If you don’t want to get the book (if you’re just dabbling, you probably don’t need to shell out the cash) then do a google search on “design patterns”. There’s lots of stuff out there on it.

If you’re feeling really ambitious, look into UML.

I hope this makes sense. I didn’t get very much sleep last night.

Thanks a lot, all!! I think I have a lead as to where to get more info…(Instead of searching for “programming managers” I shall look for “programming design patterns”).

Once again, thanks for the great explanation (and source code!)

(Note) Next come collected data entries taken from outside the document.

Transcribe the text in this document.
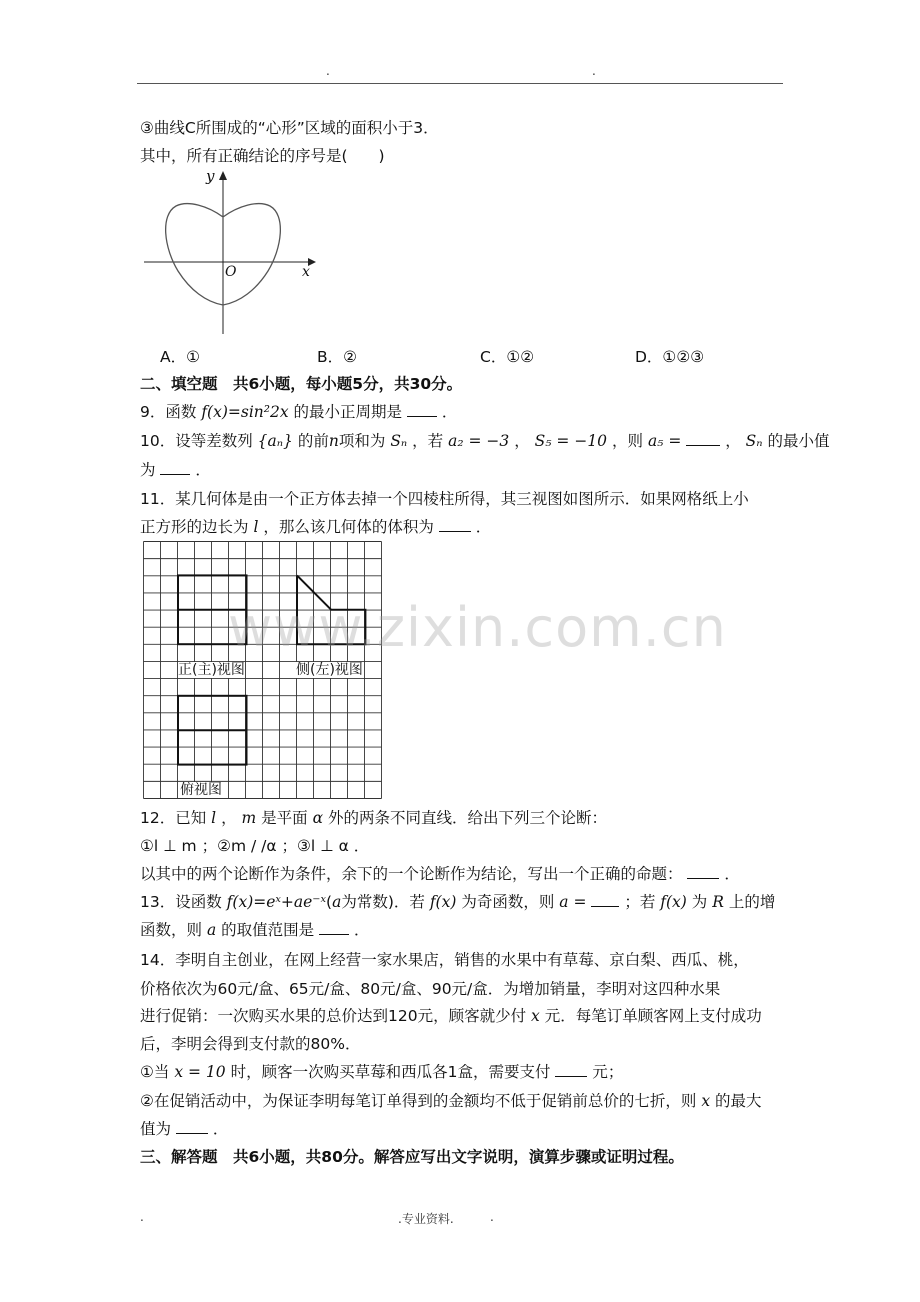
.	.
③曲线C所围成的“心形”区域的面积小于3．
其中，所有正确结论的序号是(　　)
y
x
O
A．①	B．②	C．①②	D．①②③
二、填空题　共6小题，每小题5分，共30分。
9．函数 f(x)=sin²2x 的最小正周期是	．
10．设等差数列 {aₙ} 的前n项和为 Sₙ ，若 a₂ = −3 ， S₅ = −10 ，则 a₅ =	， Sₙ 的最小值
为	．
11．某几何体是由一个正方体去掉一个四棱柱所得，其三视图如图所示．如果网格纸上小
正方形的边长为 l ，那么该几何体的体积为	．
正(主)视图	侧(左)视图
俯视图
www.zixin.com.cn
12．已知 l ， m 是平面 α 外的两条不同直线．给出下列三个论断：
①l ⊥ m ；②m / /α ；③l ⊥ α ．
以其中的两个论断作为条件，余下的一个论断作为结论，写出一个正确的命题：	．
13．设函数 f(x)=eˣ+ae⁻ˣ(a为常数)．若 f(x) 为奇函数，则 a = ；若 f(x) 为 R 上的增
函数，则 a 的取值范围是	．
14．李明自主创业，在网上经营一家水果店，销售的水果中有草莓、京白梨、西瓜、桃，
价格依次为60元/盒、65元/盒、80元/盒、90元/盒．为增加销量，李明对这四种水果
进行促销：一次购买水果的总价达到120元，顾客就少付 x 元．每笔订单顾客网上支付成功
后，李明会得到支付款的80%．
①当 x = 10 时，顾客一次购买草莓和西瓜各1盒，需要支付	元；
②在促销活动中，为保证李明每笔订单得到的金额均不低于促销前总价的七折，则 x 的最大
值为	．
三、解答题　共6小题，共80分。解答应写出文字说明，演算步骤或证明过程。
.	.专业资料.	.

LostCause, better yet, buy the book that I and buckgully mentioned. :slight_smile: If you do any sort of object-oriented programming, it will be a rewarding read, though it’s the kind of book you skim through once to grok the principles, then keep as a reference or source of inspiration when facing design problems. The price of the book may be a little hefty, but I’m sure you can find a cheaper used copy at abebooks.com.

Also, for your specific query about factories, this is a better search query.

Google has a directory entry about patterns.

There’s also specific books on design patterns for different programming languages. I own one in .pdf format for Java, and I know there’s also one for C++ too. The book I have isn’t written by the GOF, however, and possibly doesn’t go into as much detail (it details when to use them, their advantages and implements an example).

Design patterns become invaluable when making large projects (and Java’s standard library is a good showcase for a few of them). You possibly know of a few already if you’ve been doing programming, the Singleton is often used in all sorts of applications to allow only one object of a particular class to be instantiated.